The PUQ platform is of a jack-up-style TPG 500 design, conceived by Technip Geoproduction. This was chosen in preference to a conventional fixed production platform, because it could be built onshore as one complete unit, reducing the need for heavy lifts offshore. The majority of the hook-up and commissioning work was carried out onshore before sail away.
The contract for the fabrication, installation, hook-up and commissioning was won by a consortium of three companies – Technip UK Limited, McDermott Marine Construction Limited and BARMAC.
The TPG 500 was towed out to the Elgin field and manoeuvred into position, where its legs were lowered. On contact with the seabed, its 24,500t deck was jacked-up by 34m.
Hydrocarbon exportation and liquids pipeline
To transport the liquids via the Forties System, a new 24in-diameter spur line, called the Southern Spur, was constructed, running from the PUQ to a subsea connection close to BP’s Marnock platform. Liquids from the nearby Shell-operated Shearwater platform are also transported through this spur line, via the Shearwater Spur, tied in at a ‘T’ piece, about two kilometres north of the Elgin PUQ.
Elf was the operator throughout the design, construction and pre-commissioning phases, but BP now operates the Southern Spur, and Shell the Shearwater Spur.
Gas export pipeline – Shearwater Elgin area line (SEAL)
A new 34in-diameter 468km-long pipeline – the SEAL pipeline – exports the commercial-quality gas from the Elgin-Franklin development and Shell’s Shearwater development to the SEAL terminal in Bacton, Norfolk (operated by Shell). The pipeline originates at the Shearwater platform, with the Elgin-Franklin development also tied in with a subsea ‘T’ connection.
From there, the gas is routed one of two ways – either through a 450m, 24in pipeline to the Transco Terminal, or through a 900m, 34in pipeline called SILK (SEAL Interconnector LinK) and operated by Total E&P UK to the Interconnector terminal.
Although the gas produced from Elgin-Franklin and Shearwater is processed offshore to meet sales gas specifications, the new facilities at Bacton adjust the temperature and pressure of the gas and meter its delivery to the Transco and Interconnector terminals.
From the Transco terminal, it is sent to the UK’s National Grid, and from the Interconnector terminal, it is sent to Europe (Belgium).
Proposed future developments at the North Sea field
In 1999 Total E&P UK discovered the Glenelg accumulation in Block 29/4d, located just four kilometres west-south-west of the Elgin PUQ platform. Development of this discovery was being worked on even before Elgin-Franklin started production.
Glenelg has difficult geology in that it is a tilted fault block structure.
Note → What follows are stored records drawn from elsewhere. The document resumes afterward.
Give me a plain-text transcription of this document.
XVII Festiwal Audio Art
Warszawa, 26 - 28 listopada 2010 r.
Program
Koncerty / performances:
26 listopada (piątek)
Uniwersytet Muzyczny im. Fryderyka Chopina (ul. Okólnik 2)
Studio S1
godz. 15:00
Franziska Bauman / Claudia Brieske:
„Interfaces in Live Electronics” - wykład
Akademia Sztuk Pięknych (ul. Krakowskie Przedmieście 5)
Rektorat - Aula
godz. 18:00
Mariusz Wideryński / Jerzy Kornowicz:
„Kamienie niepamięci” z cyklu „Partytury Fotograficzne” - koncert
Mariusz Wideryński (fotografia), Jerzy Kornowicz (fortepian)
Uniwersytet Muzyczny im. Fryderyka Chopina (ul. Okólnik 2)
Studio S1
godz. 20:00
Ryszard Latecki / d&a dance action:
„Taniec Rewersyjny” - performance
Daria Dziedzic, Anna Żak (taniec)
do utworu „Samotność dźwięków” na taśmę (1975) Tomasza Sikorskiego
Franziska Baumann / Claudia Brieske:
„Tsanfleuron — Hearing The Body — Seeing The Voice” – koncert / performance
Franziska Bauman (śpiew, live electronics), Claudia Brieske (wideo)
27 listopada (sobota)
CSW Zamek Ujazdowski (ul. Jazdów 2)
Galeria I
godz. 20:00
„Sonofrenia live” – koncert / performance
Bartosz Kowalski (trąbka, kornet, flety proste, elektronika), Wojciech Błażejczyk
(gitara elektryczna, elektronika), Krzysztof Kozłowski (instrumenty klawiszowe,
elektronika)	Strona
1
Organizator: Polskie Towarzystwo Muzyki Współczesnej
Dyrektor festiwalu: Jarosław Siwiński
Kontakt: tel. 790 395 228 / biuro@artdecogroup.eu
The reservoir lies around six kilometres below the seabed, where the pressure is 1,100bar and the temperature is 200°C, which is similar to Elgin-Franklin.
The exploration well, 29/4d-4, was drilled by the heavy-duty jack-up rig, Transocean Nordic, in 1998/99. Oil and gas were encountered in the Upper Jurassic Fulmar sandstones below a depth of 5,400m with initial tests indicating a daily flow rate of 0.65 standard cubic metres of gas and 2,100 barrels of condensate. The first production from Glenelg was brought on-stream in March 2006.
In October 2007, production started from the F7 well of West Franklin. The F9 of West Franklin well was spudded in June 2007 and production started in August 2008, boosting reserves to 200,000 barrels of oil equivalent.
The company also drilled Franklin Infill Well in 2007 and demonstrated the potential to drill infill wells into depleted HP/HT reservoirs. This technological advancement paves the way for future phased development of HP / HT fields. West Franklin Phase II development, including three additional wells and a new platform, was approved in November 2010. The production is expected to start by the end of 2013.
By 2010, two infill wells were drilled on the Elgin field, also known as EIA. The company completed extended well test on Kessog discovery appraisal well 30/1c-9 in 2009.